With a primary pattern the relative timing of the body segments stays the same.  So, in the tennis serve if the action took one second the timing and sequencing of the joint movements would all be proportional to that one second.  If in a badminton serve the action took half a second the timing and sequencing of the joint movements would still be in the same proportion as in the tennis serve.

This allows us to ‘slow down’ and perfect a movement if someone is having trouble with it, and as if by magic, when we speed the movement up again the improved movement should prevail.  This is one reason that getting it right is more important than getting it done.  The purity of the movement greatly increases the forces that can eventually be produced and can significantly reduce the injury risk simultaneously.

The more you speed up or load up an imperfect movement pattern the more the imperfections will show.  This is because the errors in the movement pattern or the hardware (musculoskeletal system) can not be masked as the time allowed to ‘correct’ the faulty initial pattern has been reduced by asking the person to move quickly.

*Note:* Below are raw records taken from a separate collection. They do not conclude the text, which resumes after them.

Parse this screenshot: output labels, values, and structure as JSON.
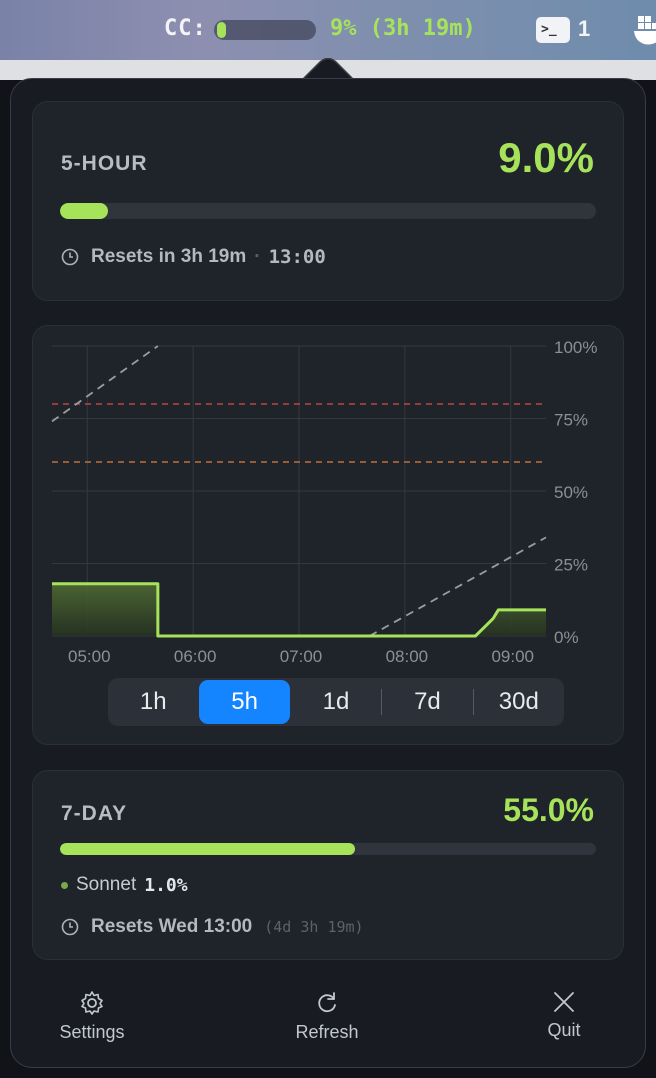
{
  "menubar": {
    "cc_label": "CC:",
    "cc_fill": 0.09,
    "cc_status": "9% (3h 19m)",
    "terminal_glyph": ">_",
    "terminal_count": "1"
  },
  "five_hour": {
    "title": "5-HOUR",
    "percent": "9.0%",
    "fill": 0.09,
    "reset_label": "Resets in 3h 19m",
    "separator": "·",
    "reset_time": "13:00"
  },
  "chart": {
    "y_ticks": [
      "100%",
      "75%",
      "50%",
      "25%",
      "0%"
    ],
    "x_ticks": [
      "05:00",
      "06:00",
      "07:00",
      "08:00",
      "09:00"
    ],
    "colors": {
      "line": "#a7e35a",
      "threshold_high": "#c0453f",
      "threshold_mid": "#c0703a",
      "projection": "#9a9ca2"
    }
  },
  "chart_data": {
    "type": "line",
    "x_ticks": [
      "05:00",
      "06:00",
      "07:00",
      "08:00",
      "09:00"
    ],
    "yticks": [
      "0%",
      "25%",
      "50%",
      "75%",
      "100%"
    ],
    "ylim": [
      0,
      100
    ],
    "series": [
      {
        "values": [
          {
            "t": "04:40",
            "y": 18
          },
          {
            "t": "05:40",
            "y": 18
          },
          {
            "t": "05:40",
            "y": 0
          },
          {
            "t": "08:40",
            "y": 0
          },
          {
            "t": "08:45",
            "y": 3
          },
          {
            "t": "08:50",
            "y": 6
          },
          {
            "t": "08:53",
            "y": 9
          },
          {
            "t": "09:20",
            "y": 9
          }
        ]
      }
    ],
    "reference_lines": [
      80,
      60
    ],
    "projection_lines": [
      [
        {
          "t": "04:40",
          "y": 74
        },
        {
          "t": "05:40",
          "y": 100
        }
      ],
      [
        {
          "t": "07:40",
          "y": 0
        },
        {
          "t": "09:20",
          "y": 34
        }
      ]
    ],
    "grid": true
  },
  "range_selector": {
    "options": [
      "1h",
      "5h",
      "1d",
      "7d",
      "30d"
    ],
    "selected": "5h"
  },
  "seven_day": {
    "title": "7-DAY",
    "percent": "55.0%",
    "fill": 0.55,
    "model_label": "Sonnet",
    "model_value": "1.0%",
    "reset_label": "Resets Wed 13:00",
    "reset_countdown": "(4d 3h 19m)"
  },
  "footer": {
    "settings": "Settings",
    "refresh": "Refresh",
    "quit": "Quit"
  }
}
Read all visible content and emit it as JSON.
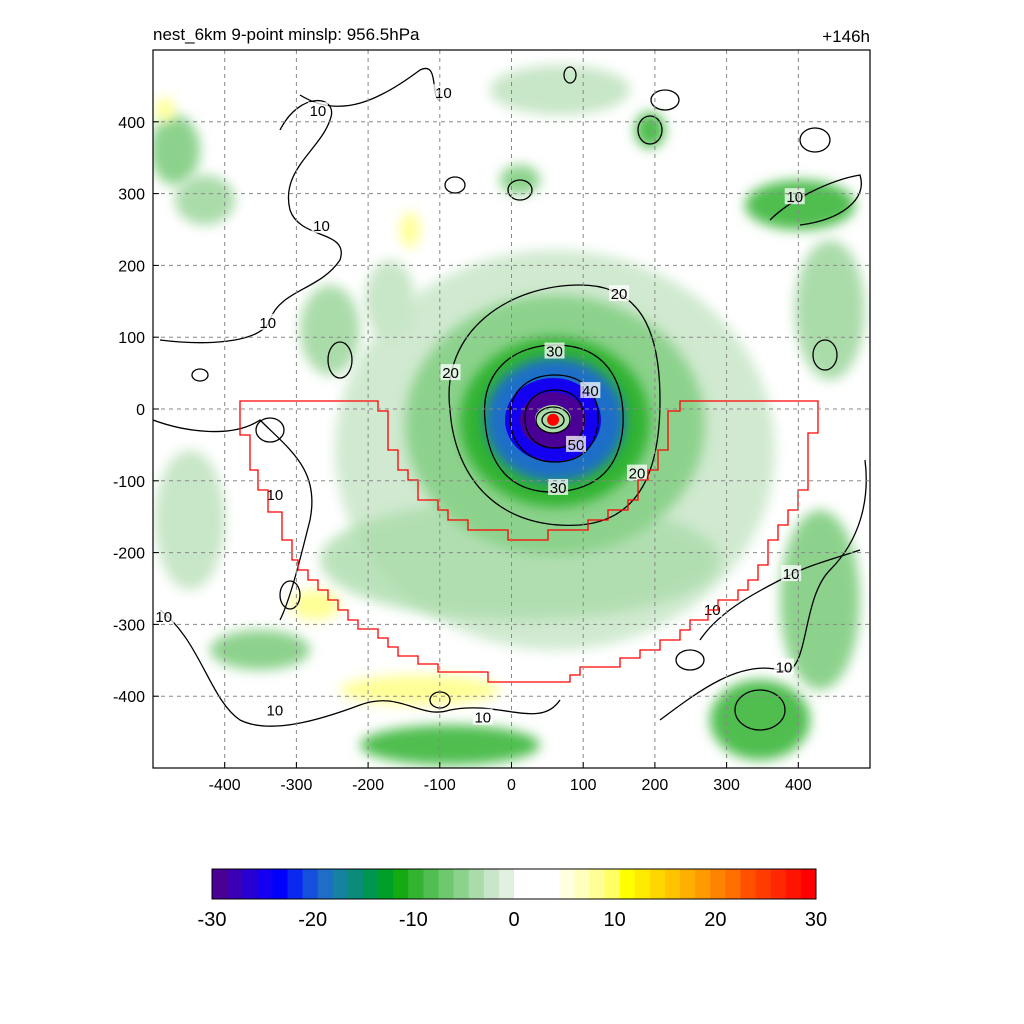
{
  "chart_data": {
    "type": "heatmap",
    "title": "nest_6km  9-point minslp: 956.5hPa",
    "time_label": "+146h",
    "x_ticks": [
      -400,
      -300,
      -200,
      -100,
      0,
      100,
      200,
      300,
      400
    ],
    "y_ticks": [
      400,
      300,
      200,
      100,
      0,
      -100,
      -200,
      -300,
      -400
    ],
    "xlim": [
      -500,
      500
    ],
    "ylim": [
      -500,
      500
    ],
    "grid": true,
    "grid_style": "dashed",
    "colorbar": {
      "min": -30,
      "max": 30,
      "ticks": [
        -30,
        -20,
        -10,
        0,
        10,
        20,
        30
      ],
      "colors": [
        "#4b0095",
        "#3c00b4",
        "#2800d2",
        "#1400f0",
        "#0000ff",
        "#0a28f0",
        "#1450dc",
        "#1e6ec8",
        "#1482a0",
        "#0a8c78",
        "#009650",
        "#00a028",
        "#14aa14",
        "#32b432",
        "#50be50",
        "#6ec86e",
        "#8cd28c",
        "#aadcaa",
        "#c8e6c8",
        "#e1f1e1",
        "#ffffff",
        "#ffffff",
        "#ffffff",
        "#ffffe1",
        "#ffffbe",
        "#ffff96",
        "#ffff64",
        "#ffff00",
        "#ffeb00",
        "#ffd700",
        "#ffc300",
        "#ffaf00",
        "#ff9b00",
        "#ff8200",
        "#ff6e00",
        "#ff5000",
        "#ff3c00",
        "#ff2800",
        "#ff1400",
        "#ff0000"
      ]
    },
    "contour_labels": [
      {
        "text": "10",
        "x": -270,
        "y": 415
      },
      {
        "text": "10",
        "x": -95,
        "y": 440
      },
      {
        "text": "10",
        "x": -265,
        "y": 255
      },
      {
        "text": "10",
        "x": -340,
        "y": 120
      },
      {
        "text": "10",
        "x": -330,
        "y": -120
      },
      {
        "text": "10",
        "x": -485,
        "y": -290
      },
      {
        "text": "10",
        "x": -330,
        "y": -420
      },
      {
        "text": "10",
        "x": -40,
        "y": -430
      },
      {
        "text": "10",
        "x": 395,
        "y": 295
      },
      {
        "text": "10",
        "x": 390,
        "y": -230
      },
      {
        "text": "10",
        "x": 280,
        "y": -280
      },
      {
        "text": "10",
        "x": 380,
        "y": -360
      },
      {
        "text": "20",
        "x": 150,
        "y": 160
      },
      {
        "text": "20",
        "x": -85,
        "y": 50
      },
      {
        "text": "20",
        "x": 175,
        "y": -90
      },
      {
        "text": "30",
        "x": 60,
        "y": 80
      },
      {
        "text": "30",
        "x": 65,
        "y": -110
      },
      {
        "text": "40",
        "x": 110,
        "y": 25
      },
      {
        "text": "50",
        "x": 90,
        "y": -50
      }
    ],
    "storm_center": {
      "x": 58,
      "y": -15
    },
    "min_slp_hpa": 956.5
  }
}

A video is a great way to capture this.  Video captures 25 pictures every second.  If a person is asked to jump it may take them only 0.5 of a second.  But you will have at least 12 pictures of it.  Looking at the video of an adolescent female jumping slowly, you may not see much.  But ask them to jump quickly or to jump as high as possible (increasing loading) and the dysfunction in the pattern may show through more.  You might see knocked knees (medial rotation of the femur) and weight being transferred to the insteps.  This is a sign of hip instability usually caused by the muscles that hold the hip in line not being strong enough yet.  This often happens as young girls grow, their hips broaden and femurs lengthen and their musculature takes time to catch up.  Conditioning the adolescent female into a good squat pattern can help with performance and prevent knee and back injury in the future.

Similarly, if someone is completing front squats as an exercise and you progress the load to quite a high level for them, you may see some of their movement errors begin to show.